Early succession planning and the production of organic beef underpin the future of a new generation of the Bell family on the Birdsville Track’s Dulkaninna Station.

Story By Therese Hall

On the dusty plains of the Birdsville Track, a rush of water flowing across the road is an anomaly. Travelling north from the cameleer settlement of Marree, there are scant signs of life. The only indication of some of the vast cattle stations strung along the track are cattle grids and occasional ribbons of gravel heading off into a patchwork of parched sand and glistening gibber flats.

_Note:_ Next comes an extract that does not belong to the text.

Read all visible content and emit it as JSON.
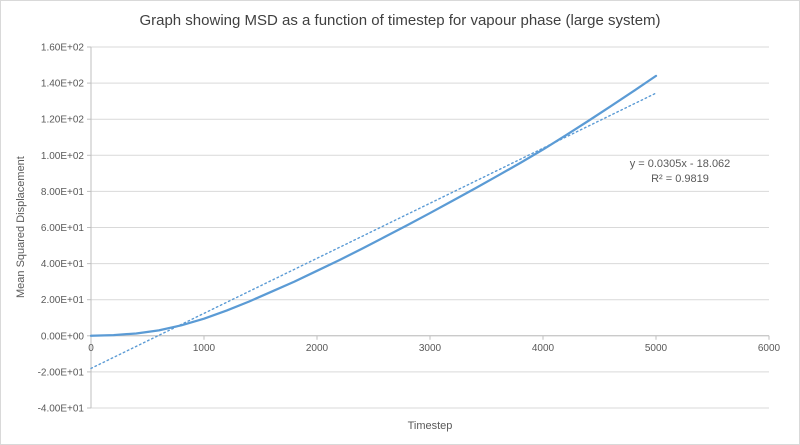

But on Dulkaninna Station, 83 kilometres north of Marree, water wells up from the Great Artesian Basin (GAB), creating a trackside lagoon right in front of the homestead. Known to locals as the Dulkaninna Wetlands, it softens the living conditions for three generations of the Bell family, and makes the homestead easy to locate for visitors. It also brings a flush of birdlife and the shade of coolabahs in an otherwise treeless setting. In a region dependant on the GAB for sustenance, flows from most of the bores are now strictly regulated and shared between pastoralists and miners. But Dulkaninna’s homestead bore is piped into a verdant lagoon, like the homestead bores on Clayton Station to the south, and Mungerannie Roadhouse and several others to the north.

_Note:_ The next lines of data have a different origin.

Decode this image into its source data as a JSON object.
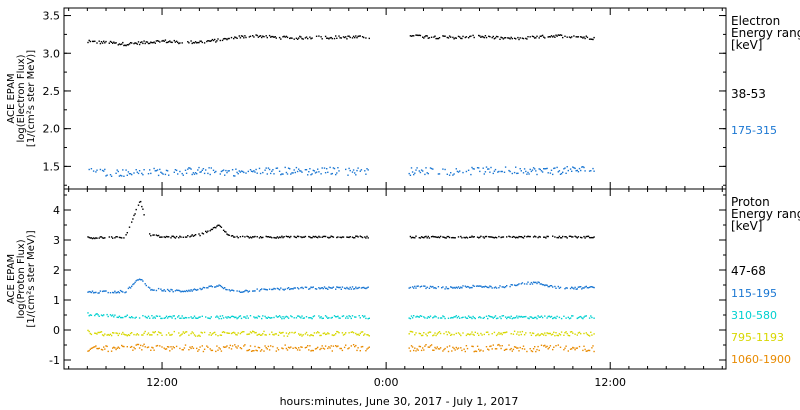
{
  "chart_data": [
    {
      "type": "scatter",
      "ylabel_lines": [
        "ACE EPAM",
        "log(Electron Flux)",
        "[1/(cm²s ster MeV)]"
      ],
      "ylim": [
        1.2,
        3.6
      ],
      "yticks": [
        1.5,
        2.0,
        2.5,
        3.0,
        3.5
      ],
      "ytick_labels": [
        "1.5",
        "2.0",
        "2.5",
        "3.0",
        "3.5"
      ],
      "legend": {
        "title_lines": [
          "Electron",
          "Energy ranges",
          "[keV]"
        ],
        "entries": [
          "38-53",
          "175-315"
        ]
      },
      "series": [
        {
          "name": "38-53",
          "color": "#000000",
          "segments": [
            {
              "x": [
                8.0,
                9.0,
                10.0,
                11.0,
                12.0,
                13.0,
                14.0,
                15.0,
                16.0,
                17.0,
                18.0,
                19.0,
                20.0,
                21.0,
                22.0,
                23.1
              ],
              "y": [
                3.16,
                3.15,
                3.13,
                3.15,
                3.17,
                3.15,
                3.16,
                3.18,
                3.22,
                3.24,
                3.22,
                3.21,
                3.22,
                3.22,
                3.22,
                3.22
              ]
            },
            {
              "x": [
                25.2,
                26.0,
                27.0,
                28.0,
                29.0,
                30.0,
                31.0,
                32.0,
                33.0,
                34.0,
                35.1
              ],
              "y": [
                3.25,
                3.23,
                3.22,
                3.22,
                3.23,
                3.21,
                3.2,
                3.22,
                3.24,
                3.23,
                3.21
              ]
            }
          ],
          "jitter": 0.02
        },
        {
          "name": "175-315",
          "color": "#1976d2",
          "segments": [
            {
              "x": [
                8.0,
                9.0,
                10.0,
                11.0,
                12.0,
                13.0,
                14.0,
                15.0,
                16.0,
                17.0,
                18.0,
                19.0,
                20.0,
                21.0,
                22.0,
                23.1
              ],
              "y": [
                1.44,
                1.43,
                1.42,
                1.43,
                1.44,
                1.44,
                1.45,
                1.44,
                1.43,
                1.44,
                1.45,
                1.45,
                1.44,
                1.45,
                1.44,
                1.45
              ]
            },
            {
              "x": [
                25.2,
                26.0,
                27.0,
                28.0,
                29.0,
                30.0,
                31.0,
                32.0,
                33.0,
                34.0,
                35.1
              ],
              "y": [
                1.44,
                1.45,
                1.44,
                1.44,
                1.45,
                1.45,
                1.46,
                1.45,
                1.45,
                1.46,
                1.47
              ]
            }
          ],
          "jitter": 0.05
        }
      ]
    },
    {
      "type": "scatter",
      "ylabel_lines": [
        "ACE EPAM",
        "log(Proton Flux)",
        "[1/(cm²s ster MeV)]"
      ],
      "ylim": [
        -1.3,
        4.7
      ],
      "yticks": [
        -1,
        0,
        1,
        2,
        3,
        4
      ],
      "ytick_labels": [
        "-1",
        "0",
        "1",
        "2",
        "3",
        "4"
      ],
      "legend": {
        "title_lines": [
          "Proton",
          "Energy ranges",
          "[keV]"
        ],
        "entries": [
          "47-68",
          "115-195",
          "310-580",
          "795-1193",
          "1060-1900"
        ]
      },
      "series": [
        {
          "name": "47-68",
          "color": "#000000",
          "segments": [
            {
              "x": [
                8.0,
                9.0,
                10.0,
                10.8,
                11.3,
                12.0,
                13.0,
                14.0,
                15.0,
                15.6,
                16.0,
                17.0,
                18.0,
                19.0,
                20.0,
                21.0,
                22.0,
                23.1
              ],
              "y": [
                3.1,
                3.1,
                3.12,
                4.35,
                3.2,
                3.12,
                3.12,
                3.2,
                3.5,
                3.15,
                3.12,
                3.12,
                3.12,
                3.12,
                3.12,
                3.12,
                3.12,
                3.12
              ]
            },
            {
              "x": [
                25.2,
                26.0,
                27.0,
                28.0,
                29.0,
                30.0,
                31.0,
                32.0,
                33.0,
                34.0,
                35.1
              ],
              "y": [
                3.12,
                3.12,
                3.12,
                3.12,
                3.12,
                3.12,
                3.12,
                3.12,
                3.12,
                3.12,
                3.12
              ]
            }
          ],
          "jitter": 0.03
        },
        {
          "name": "115-195",
          "color": "#1976d2",
          "segments": [
            {
              "x": [
                8.0,
                9.0,
                10.0,
                10.8,
                11.3,
                12.0,
                13.0,
                14.0,
                15.0,
                15.6,
                16.0,
                17.0,
                18.0,
                19.0,
                20.0,
                21.0,
                22.0,
                23.1
              ],
              "y": [
                1.28,
                1.3,
                1.3,
                1.75,
                1.4,
                1.35,
                1.32,
                1.38,
                1.5,
                1.32,
                1.3,
                1.35,
                1.38,
                1.4,
                1.42,
                1.42,
                1.42,
                1.45
              ]
            },
            {
              "x": [
                25.2,
                26.0,
                27.0,
                28.0,
                29.0,
                30.0,
                31.0,
                32.0,
                33.0,
                34.0,
                35.1
              ],
              "y": [
                1.45,
                1.45,
                1.42,
                1.45,
                1.48,
                1.45,
                1.55,
                1.6,
                1.45,
                1.42,
                1.45
              ]
            }
          ],
          "jitter": 0.04
        },
        {
          "name": "310-580",
          "color": "#00d0d0",
          "segments": [
            {
              "x": [
                8.0,
                9.0,
                10.0,
                11.0,
                12.0,
                13.0,
                14.0,
                15.0,
                16.0,
                17.0,
                18.0,
                19.0,
                20.0,
                21.0,
                22.0,
                23.1
              ],
              "y": [
                0.55,
                0.5,
                0.48,
                0.45,
                0.45,
                0.45,
                0.45,
                0.45,
                0.45,
                0.45,
                0.45,
                0.45,
                0.45,
                0.45,
                0.45,
                0.45
              ]
            },
            {
              "x": [
                25.2,
                26.0,
                27.0,
                28.0,
                29.0,
                30.0,
                31.0,
                32.0,
                33.0,
                34.0,
                35.1
              ],
              "y": [
                0.45,
                0.45,
                0.45,
                0.45,
                0.45,
                0.45,
                0.45,
                0.45,
                0.45,
                0.45,
                0.45
              ]
            }
          ],
          "jitter": 0.05
        },
        {
          "name": "795-1193",
          "color": "#d7d700",
          "segments": [
            {
              "x": [
                8.0,
                9.0,
                10.0,
                11.0,
                12.0,
                13.0,
                14.0,
                15.0,
                16.0,
                17.0,
                18.0,
                19.0,
                20.0,
                21.0,
                22.0,
                23.1
              ],
              "y": [
                -0.05,
                -0.1,
                -0.1,
                -0.08,
                -0.1,
                -0.1,
                -0.12,
                -0.1,
                -0.1,
                -0.08,
                -0.1,
                -0.12,
                -0.1,
                -0.1,
                -0.1,
                -0.1
              ]
            },
            {
              "x": [
                25.2,
                26.0,
                27.0,
                28.0,
                29.0,
                30.0,
                31.0,
                32.0,
                33.0,
                34.0,
                35.1
              ],
              "y": [
                -0.08,
                -0.1,
                -0.1,
                -0.12,
                -0.1,
                -0.1,
                -0.08,
                -0.1,
                -0.1,
                -0.1,
                -0.12
              ]
            }
          ],
          "jitter": 0.07
        },
        {
          "name": "1060-1900",
          "color": "#e88a00",
          "segments": [
            {
              "x": [
                8.0,
                9.0,
                10.0,
                11.0,
                12.0,
                13.0,
                14.0,
                15.0,
                16.0,
                17.0,
                18.0,
                19.0,
                20.0,
                21.0,
                22.0,
                23.1
              ],
              "y": [
                -0.6,
                -0.6,
                -0.55,
                -0.55,
                -0.6,
                -0.55,
                -0.6,
                -0.6,
                -0.55,
                -0.6,
                -0.6,
                -0.55,
                -0.6,
                -0.6,
                -0.55,
                -0.6
              ]
            },
            {
              "x": [
                25.2,
                26.0,
                27.0,
                28.0,
                29.0,
                30.0,
                31.0,
                32.0,
                33.0,
                34.0,
                35.1
              ],
              "y": [
                -0.6,
                -0.55,
                -0.6,
                -0.6,
                -0.6,
                -0.55,
                -0.6,
                -0.6,
                -0.55,
                -0.6,
                -0.6
              ]
            }
          ],
          "jitter": 0.1
        }
      ]
    }
  ],
  "x_axis": {
    "xlim": [
      6.75,
      42.2
    ],
    "ticks": [
      12,
      24,
      36
    ],
    "tick_labels": [
      "12:00",
      "0:00",
      "12:00"
    ],
    "minor_step": 1,
    "label": "hours:minutes, June 30, 2017 - July  1, 2017"
  }
}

The Bells are one of a handful of families that can trace their heritage back to the first white settlement on the Birdsville Track in the 1890s, following the government sinking of a string of bores a day’s ride apart for stock transport. The Scobie, Crombie and Morton families are among those that carved out a remarkable heritage on marginal country astride the 518km fabled strip of sand and gravel. Some have left after three or four generations of hard slog, some have bowed out after devastating personal losses, while others persist despite the inescapable cycle of drought.

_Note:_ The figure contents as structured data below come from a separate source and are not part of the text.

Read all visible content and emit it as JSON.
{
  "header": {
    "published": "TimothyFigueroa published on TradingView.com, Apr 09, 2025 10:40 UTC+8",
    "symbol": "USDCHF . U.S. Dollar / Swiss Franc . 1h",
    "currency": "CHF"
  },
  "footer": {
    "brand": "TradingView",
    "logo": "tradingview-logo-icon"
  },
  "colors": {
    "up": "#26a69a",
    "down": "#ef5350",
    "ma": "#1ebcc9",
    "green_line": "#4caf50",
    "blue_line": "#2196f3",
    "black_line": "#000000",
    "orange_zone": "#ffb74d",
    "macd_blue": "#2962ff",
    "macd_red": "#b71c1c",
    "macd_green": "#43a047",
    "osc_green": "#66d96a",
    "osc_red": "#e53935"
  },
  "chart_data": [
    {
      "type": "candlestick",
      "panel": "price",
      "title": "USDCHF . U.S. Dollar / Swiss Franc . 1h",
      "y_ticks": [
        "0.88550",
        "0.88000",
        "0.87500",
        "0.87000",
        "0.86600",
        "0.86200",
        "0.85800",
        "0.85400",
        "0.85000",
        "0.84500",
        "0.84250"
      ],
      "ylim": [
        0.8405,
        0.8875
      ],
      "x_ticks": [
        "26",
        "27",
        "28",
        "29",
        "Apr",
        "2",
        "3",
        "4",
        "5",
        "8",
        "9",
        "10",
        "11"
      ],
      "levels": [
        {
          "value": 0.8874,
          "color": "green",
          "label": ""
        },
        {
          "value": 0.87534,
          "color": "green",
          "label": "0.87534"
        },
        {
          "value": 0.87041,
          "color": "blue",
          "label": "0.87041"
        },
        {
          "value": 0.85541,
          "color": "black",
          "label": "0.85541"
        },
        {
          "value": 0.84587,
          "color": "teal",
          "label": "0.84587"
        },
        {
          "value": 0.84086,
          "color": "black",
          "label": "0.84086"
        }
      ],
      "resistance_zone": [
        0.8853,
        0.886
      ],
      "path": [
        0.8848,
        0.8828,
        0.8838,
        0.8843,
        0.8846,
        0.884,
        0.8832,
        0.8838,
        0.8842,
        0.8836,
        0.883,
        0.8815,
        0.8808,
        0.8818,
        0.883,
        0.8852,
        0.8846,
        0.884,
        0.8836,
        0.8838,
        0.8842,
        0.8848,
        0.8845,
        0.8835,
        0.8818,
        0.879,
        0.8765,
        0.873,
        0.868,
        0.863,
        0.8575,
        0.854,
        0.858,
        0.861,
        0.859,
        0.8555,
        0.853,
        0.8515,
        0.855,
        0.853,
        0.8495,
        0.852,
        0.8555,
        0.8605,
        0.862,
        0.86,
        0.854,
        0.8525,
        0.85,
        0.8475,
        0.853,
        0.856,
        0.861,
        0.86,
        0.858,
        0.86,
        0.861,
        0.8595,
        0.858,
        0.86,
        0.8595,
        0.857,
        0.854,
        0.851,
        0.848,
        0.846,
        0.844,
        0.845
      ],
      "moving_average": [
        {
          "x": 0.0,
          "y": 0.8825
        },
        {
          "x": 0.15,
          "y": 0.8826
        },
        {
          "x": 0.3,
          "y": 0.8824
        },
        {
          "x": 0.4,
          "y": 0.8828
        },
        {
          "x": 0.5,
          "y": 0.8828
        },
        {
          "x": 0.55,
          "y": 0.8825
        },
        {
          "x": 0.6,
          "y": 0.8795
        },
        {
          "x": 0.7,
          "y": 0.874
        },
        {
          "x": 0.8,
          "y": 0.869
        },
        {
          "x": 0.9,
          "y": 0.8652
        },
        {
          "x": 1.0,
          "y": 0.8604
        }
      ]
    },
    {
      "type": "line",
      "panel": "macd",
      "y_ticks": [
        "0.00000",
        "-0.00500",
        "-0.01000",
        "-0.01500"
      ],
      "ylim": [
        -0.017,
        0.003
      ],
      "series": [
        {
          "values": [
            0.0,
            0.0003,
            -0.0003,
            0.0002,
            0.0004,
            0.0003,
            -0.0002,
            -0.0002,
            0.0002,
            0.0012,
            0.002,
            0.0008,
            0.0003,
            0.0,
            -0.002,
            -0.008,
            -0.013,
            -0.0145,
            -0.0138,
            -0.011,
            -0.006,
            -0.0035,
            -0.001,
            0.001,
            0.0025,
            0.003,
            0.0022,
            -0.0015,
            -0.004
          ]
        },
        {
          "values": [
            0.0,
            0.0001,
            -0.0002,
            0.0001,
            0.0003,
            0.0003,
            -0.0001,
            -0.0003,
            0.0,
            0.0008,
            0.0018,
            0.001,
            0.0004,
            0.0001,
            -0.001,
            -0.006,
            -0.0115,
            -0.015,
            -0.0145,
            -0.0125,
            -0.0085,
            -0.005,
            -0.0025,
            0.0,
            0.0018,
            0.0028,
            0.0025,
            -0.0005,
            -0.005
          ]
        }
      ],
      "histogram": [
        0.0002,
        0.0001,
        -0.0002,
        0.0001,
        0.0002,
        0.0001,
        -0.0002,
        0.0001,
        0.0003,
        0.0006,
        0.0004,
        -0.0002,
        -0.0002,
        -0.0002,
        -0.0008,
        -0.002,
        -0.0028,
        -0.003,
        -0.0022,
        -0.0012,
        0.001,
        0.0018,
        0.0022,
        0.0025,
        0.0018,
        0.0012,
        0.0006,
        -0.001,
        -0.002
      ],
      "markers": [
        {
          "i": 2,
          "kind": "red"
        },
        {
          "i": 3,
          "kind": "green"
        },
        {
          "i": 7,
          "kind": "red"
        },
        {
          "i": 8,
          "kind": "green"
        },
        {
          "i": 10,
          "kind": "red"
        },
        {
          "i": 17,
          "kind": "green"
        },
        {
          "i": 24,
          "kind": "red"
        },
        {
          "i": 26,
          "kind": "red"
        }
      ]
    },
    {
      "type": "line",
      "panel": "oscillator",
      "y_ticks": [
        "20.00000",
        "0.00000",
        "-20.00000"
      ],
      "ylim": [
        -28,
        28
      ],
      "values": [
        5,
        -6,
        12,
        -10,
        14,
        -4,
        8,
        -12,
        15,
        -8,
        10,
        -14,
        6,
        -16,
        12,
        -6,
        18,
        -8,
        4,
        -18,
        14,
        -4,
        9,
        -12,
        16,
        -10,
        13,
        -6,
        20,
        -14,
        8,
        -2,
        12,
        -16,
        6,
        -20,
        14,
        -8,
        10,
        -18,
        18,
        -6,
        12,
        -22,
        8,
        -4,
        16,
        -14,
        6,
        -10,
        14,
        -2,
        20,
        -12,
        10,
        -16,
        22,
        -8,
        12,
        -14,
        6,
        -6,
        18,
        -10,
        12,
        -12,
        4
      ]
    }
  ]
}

The Bells are one family that’s determined to stay. Although running one of the smallest stations on the track – at 2000 square kilometres it’s about half the size of its northern neighbours – Daryl and Sharon Bell, their son David and his wife Jess are making strategic decisions to generate a reliable income from their land, their stock and their effort. Specialising in organic pasture-fed Hereford Angus cross cattle, they are forging their future with vigour.